The interesting part of the case involved the penalty assessed against the taxpayer for using such high numbers for the values of the property and the restrictive easement. Under IRC Section 6662(a), the IRS can assess a taxpayer an accuracy related penalty equal to 20% of the understatement of tax required to be shown on the return. This applies to, among other things, a substantial valuation misstatement. If that error is considered a gross valuation misstatement, the penalty can be increased to 40%.
Penalties can be avoided if a taxpayer can demonstrate reasonable cause. (SeeIRS Penalties – Late Filing and Late Payment) That option also applies to valuation misstatements if the taxpayer can demonstrate that: 1) the claimed value was based on a qualified appraisal made by a qualified appraiser; and, 2) the taxpayer made a good faith investigation of the value of the contributed property.
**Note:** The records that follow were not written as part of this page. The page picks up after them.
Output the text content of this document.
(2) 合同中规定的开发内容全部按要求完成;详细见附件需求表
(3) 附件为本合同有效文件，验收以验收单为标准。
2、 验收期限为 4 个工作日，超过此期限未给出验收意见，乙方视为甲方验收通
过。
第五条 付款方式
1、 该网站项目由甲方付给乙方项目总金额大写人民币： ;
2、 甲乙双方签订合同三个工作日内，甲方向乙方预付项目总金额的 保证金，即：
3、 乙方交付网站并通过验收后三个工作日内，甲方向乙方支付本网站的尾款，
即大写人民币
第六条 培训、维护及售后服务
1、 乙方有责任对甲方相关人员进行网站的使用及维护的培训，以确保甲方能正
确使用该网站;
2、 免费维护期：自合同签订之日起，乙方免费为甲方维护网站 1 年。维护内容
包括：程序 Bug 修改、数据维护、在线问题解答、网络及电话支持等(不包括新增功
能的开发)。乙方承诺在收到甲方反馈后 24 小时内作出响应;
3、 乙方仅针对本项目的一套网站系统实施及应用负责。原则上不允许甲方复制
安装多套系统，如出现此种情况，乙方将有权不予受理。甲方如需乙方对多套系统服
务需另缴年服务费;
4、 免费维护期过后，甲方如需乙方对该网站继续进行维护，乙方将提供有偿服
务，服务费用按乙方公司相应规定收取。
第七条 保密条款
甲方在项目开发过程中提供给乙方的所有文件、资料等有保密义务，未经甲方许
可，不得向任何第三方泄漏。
This second element is where it is easy for a taxpayer to fail and lose the benefit of the reasonable cause exception.
In Whitehouse, the taxpayer possessed the qualified appraisal made by a qualified appraiser, but the taxpayer did not prove that it made a good faith investigation of the value of the restrictive easement. The taxpayer argued that it had “retained eminently qualified professionals” on whom it relied and “without any further showing” that should be enough. Whitehouse, 139 T.C. No 13, 96. The Court did not accept this argument.
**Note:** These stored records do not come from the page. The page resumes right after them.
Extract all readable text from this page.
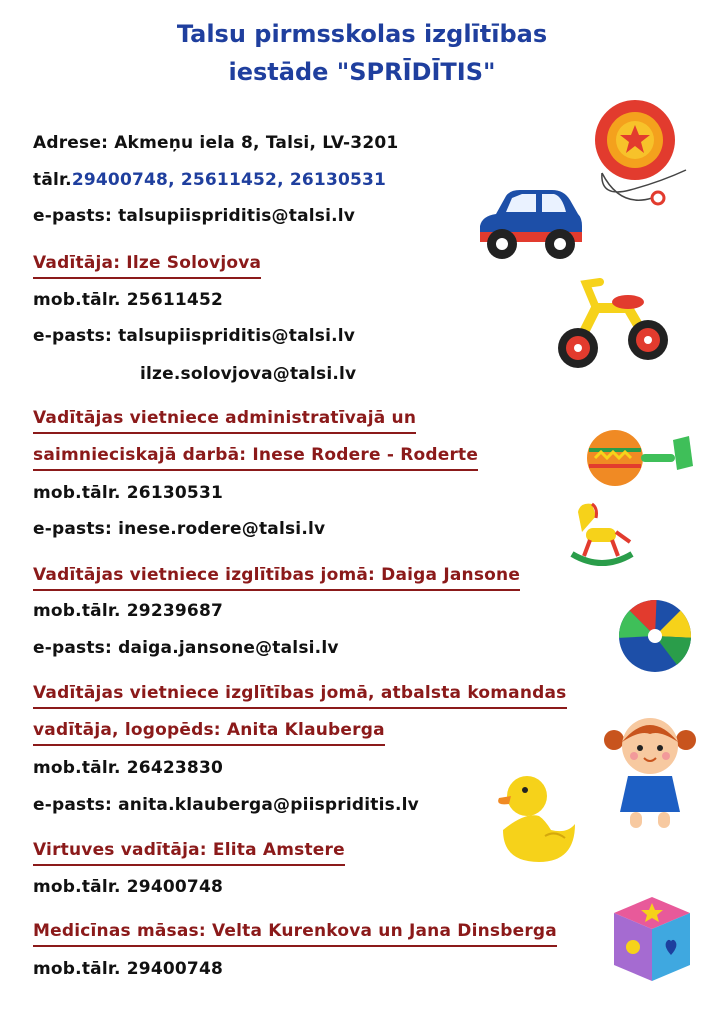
Talsu pirmsskolas izglītības
iestāde "SPRĪDĪTIS"
Adrese: Akmeņu iela 8, Talsi, LV-3201
tālr.29400748, 25611452, 26130531
e-pasts: talsupiispriditis@talsi.lv
Vadītāja: Ilze Solovjova
mob.tālr. 25611452
e-pasts: talsupiispriditis@talsi.lv
ilze.solovjova@talsi.lv
Vadītājas vietniece administratīvajā un
saimnieciskajā darbā: Inese Rodere - Roderte
mob.tālr. 26130531
e-pasts: inese.rodere@talsi.lv
Vadītājas vietniece izglītības jomā: Daiga Jansone
mob.tālr. 29239687
e-pasts: daiga.jansone@talsi.lv
Vadītājas vietniece izglītības jomā, atbalsta komandas
vadītāja, logopēds: Anita Klauberga
mob.tālr. 26423830
e-pasts: anita.klauberga@piispriditis.lv
Virtuves vadītāja: Elita Amstere
mob.tālr. 29400748
Medicīnas māsas: Velta Kurenkova un Jana Dinsberga
mob.tālr. 29400748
Relying on an expert, like an attorney or a CPA qualified in the area, can be acceptable as reasonable cause in many cases, (See IRS Penalties – Late Filing and Late Payment) but the taxpayer needs to do more for penalty relief involving valuation misstatements. The Court in Whitehouse found that for the statute to having any meaning, the taxpayer has to show it made a good faith investigation of the value of the restrictive easement. The court had no evidence that anyone made such an investigation. No one told the court that they, in good faith, investigated the claim that the property had appreciated 970% in three years and that the easement was worth 83% of what the partnership paid for the property.
The court found that the easement had a value, but much less than the taxpayer had claimed. It also found that because no one presented any evidence that the partnership conducted a good faith investigation of the value of the easement, the partnership was subject to the 40% accuracy penalty.